I was curious about this cookbook since I don’t have a lot of experience with cooking Spanish food. My first flip-through revealed a pickled tuna fish recipe I’m eager to try, a reminder that I’ve always wanted to learn how to make churros, and a meringue milk ice cream recipe that sounds quirky and fun, especially in the 80 degree weather I’ve been living with lately. I also enjoyed the cultural references, such as the lighthearted theories on the origin of the word ‘tapas’ as well as the custom of enjoying those versatile treats.
I also noticed that Spanish cooking seems to favor potatoes. Since this book is aimed at beginners, that seemed reasonable enough. Potatoes are readily available nearly everywhere, and even beginning cooks have most likely learned a few ways to cook them.

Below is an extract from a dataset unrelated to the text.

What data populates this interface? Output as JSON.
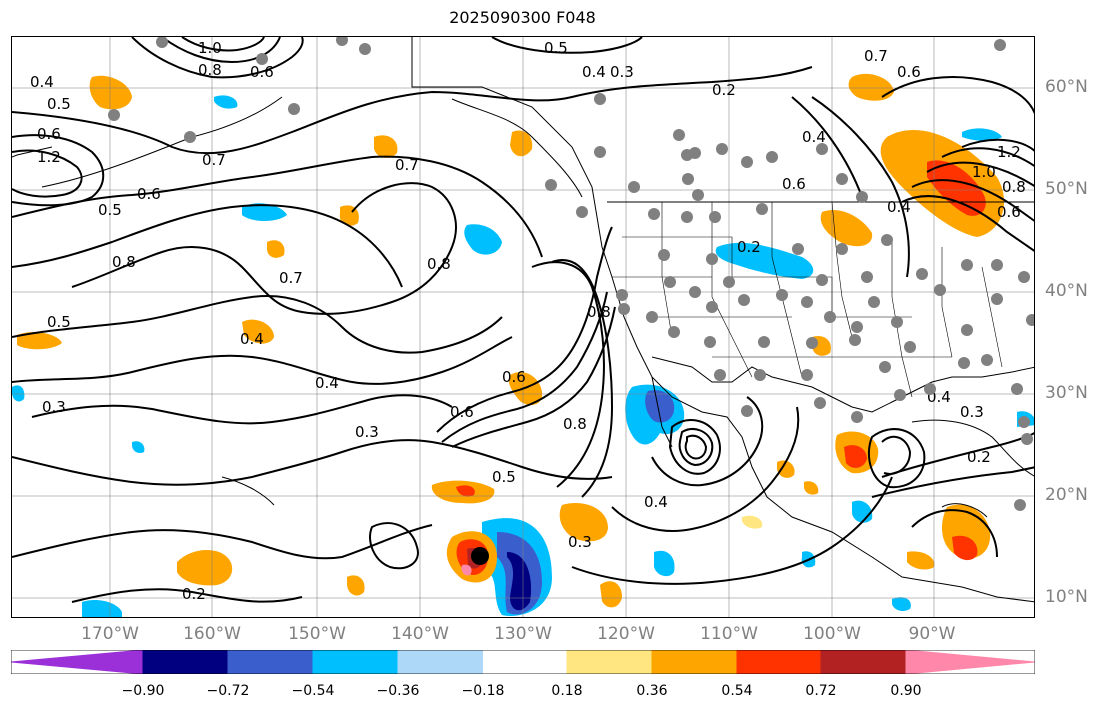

On my second read-through, I tried to view the book through a beginner’s eyes. And this time the view was a little less rosy. I felt the techniques used and complexity level of the recipes were more at an intermediate level. Beginners might be discouraged at having to track down unfamiliar foods and spices. For example, saffron. It’s an expensive spice, and I don’t think many beginners are going to have it in their kitchens. Multiple recipes call for it. I’ve successfully substituted turmeric for saffron many times, but would a beginner know that? If there’s any possibility of substitutions for the more exotic ingredients, this might keep beginners from giving up too soon. Rookie cooks will also be expected to know how to cope with a note that says, “The general rule is 1 part pasta to 2 parts liquid, but this varies with the type of pasta.” They will also be expected to know how to deglaze pan juices, what a bouquet garni is, and the difference between sauté and stir-fry. It’s these sort of details that I feel makes this an intermediate guide to Spanish cooking.
Finally – a few more recipes in each category would be nice (only 8 meat and fish recipes? Only 7 vegetables and salads?) instead of having 10 pages given over to blank lines titled, ‘add your own Spanish recipes’. I’d rather see some of those empty filler pages replaced by recipes, or even better, tutorials on the cooking techniques commonly used in the recipes.
It’s a cookbook with passion and promise, but I believe it would benefit from a tighter focus and empathy for it’s target audience.
My thanks to author Gabriela Llamas, Quarto Publishing Group – Quarry, and NetGalley for allowing me to read a digital advance review copy of this book. This review is my honest and unbiased opinion.